In deze zaak heeft de rechtbank Den Haag op 20 september 2022 uitspraak gedaan in een geschil over de vastgestelde waarde van een onroerende zaak, een hotel, door de heffingsambtenaar van de gemeente Noordwijk. De waarde was vastgesteld op € 1.851.000 per 1 januari 2020, maar de rechtbank oordeelde dat de heffingsambtenaar deze waarde niet aannemelijk had gemaakt. De rechtbank merkte op dat het waarderapport geen vergelijkingen met andere objecten bevatte, geen kapitalisatiefactor vermeldde en geen gerealiseerde huurwaarden of transactieprijzen aanvoerde. De rechtbank concludeerde dat de gebruikte kengetallen niet voldoende onderbouwd waren.

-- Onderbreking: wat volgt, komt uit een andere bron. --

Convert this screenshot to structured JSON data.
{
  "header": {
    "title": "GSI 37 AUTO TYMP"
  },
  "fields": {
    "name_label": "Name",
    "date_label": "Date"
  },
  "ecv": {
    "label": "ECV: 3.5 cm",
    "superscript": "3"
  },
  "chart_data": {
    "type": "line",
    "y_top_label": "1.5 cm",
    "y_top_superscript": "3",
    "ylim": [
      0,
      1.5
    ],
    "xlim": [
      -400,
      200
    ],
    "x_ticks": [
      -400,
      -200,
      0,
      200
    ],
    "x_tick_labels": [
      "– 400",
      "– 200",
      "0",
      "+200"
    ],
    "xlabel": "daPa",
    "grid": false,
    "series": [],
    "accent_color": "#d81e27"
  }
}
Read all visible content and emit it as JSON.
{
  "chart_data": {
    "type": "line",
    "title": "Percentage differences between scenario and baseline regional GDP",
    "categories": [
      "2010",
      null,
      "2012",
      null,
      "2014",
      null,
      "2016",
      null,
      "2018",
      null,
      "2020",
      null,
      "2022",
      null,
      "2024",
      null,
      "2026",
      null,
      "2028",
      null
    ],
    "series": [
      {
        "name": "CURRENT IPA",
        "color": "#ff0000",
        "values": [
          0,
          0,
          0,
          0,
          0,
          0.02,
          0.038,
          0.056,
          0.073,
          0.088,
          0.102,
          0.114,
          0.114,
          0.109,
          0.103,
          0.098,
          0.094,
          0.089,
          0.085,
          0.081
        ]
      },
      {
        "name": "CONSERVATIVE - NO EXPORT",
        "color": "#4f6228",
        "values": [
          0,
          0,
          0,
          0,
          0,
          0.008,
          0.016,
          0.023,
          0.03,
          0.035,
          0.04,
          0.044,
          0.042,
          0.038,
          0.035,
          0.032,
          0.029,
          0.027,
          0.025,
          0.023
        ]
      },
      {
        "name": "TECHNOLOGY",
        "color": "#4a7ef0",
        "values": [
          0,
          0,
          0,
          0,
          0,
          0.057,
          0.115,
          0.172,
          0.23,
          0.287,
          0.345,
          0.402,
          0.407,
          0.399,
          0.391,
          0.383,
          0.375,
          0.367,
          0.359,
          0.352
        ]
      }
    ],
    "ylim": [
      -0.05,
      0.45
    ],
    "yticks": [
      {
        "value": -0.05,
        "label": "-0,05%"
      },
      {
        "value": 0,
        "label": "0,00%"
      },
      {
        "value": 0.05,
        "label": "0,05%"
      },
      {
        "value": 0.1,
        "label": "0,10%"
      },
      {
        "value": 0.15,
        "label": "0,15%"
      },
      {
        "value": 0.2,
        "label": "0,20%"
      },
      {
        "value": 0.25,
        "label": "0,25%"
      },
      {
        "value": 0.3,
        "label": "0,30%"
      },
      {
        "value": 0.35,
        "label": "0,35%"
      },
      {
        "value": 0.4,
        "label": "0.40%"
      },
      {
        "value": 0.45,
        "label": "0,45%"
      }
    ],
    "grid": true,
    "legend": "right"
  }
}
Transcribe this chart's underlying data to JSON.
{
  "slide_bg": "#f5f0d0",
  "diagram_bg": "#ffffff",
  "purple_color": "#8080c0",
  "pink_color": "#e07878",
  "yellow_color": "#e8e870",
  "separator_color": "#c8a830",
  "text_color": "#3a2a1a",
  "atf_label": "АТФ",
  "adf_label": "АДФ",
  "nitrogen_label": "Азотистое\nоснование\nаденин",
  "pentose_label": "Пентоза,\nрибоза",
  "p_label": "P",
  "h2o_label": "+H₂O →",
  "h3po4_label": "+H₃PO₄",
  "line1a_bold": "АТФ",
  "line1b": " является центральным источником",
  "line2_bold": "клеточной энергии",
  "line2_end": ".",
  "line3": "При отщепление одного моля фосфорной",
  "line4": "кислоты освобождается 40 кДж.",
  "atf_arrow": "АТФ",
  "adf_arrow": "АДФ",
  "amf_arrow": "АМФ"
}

Eiser, de eigenaar van het hotel, had een waarde van € 999.000 bepleit, maar ook deze waarde werd door de rechtbank niet aannemelijk geacht. De rechtbank stelde vast dat geen van beide partijen in hun bewijsvoering slaagde. Daarom heeft de rechtbank de waarde van de onroerende zaak schattenderwijs vastgesteld op € 1.500.000. Het beroep van eiser werd gegrond verklaard, de uitspraak op bezwaar werd vernietigd en de aanslag onroerendezaakbelasting werd verminderd naar de nieuwe waarde. Tevens werd de heffingsambtenaar veroordeeld in de proceskosten van eiser tot een bedrag van € 2.056 en moest het betaalde griffierecht van € 49 aan eiser worden vergoed.
De uitspraak is openbaar gedaan door mr. A.D. van Riel, in aanwezigheid van griffier mr. A.C. van Essen. Tegen deze uitspraak kunnen partijen binnen zes weken hoger beroep instellen bij het gerechtshof Den Haag.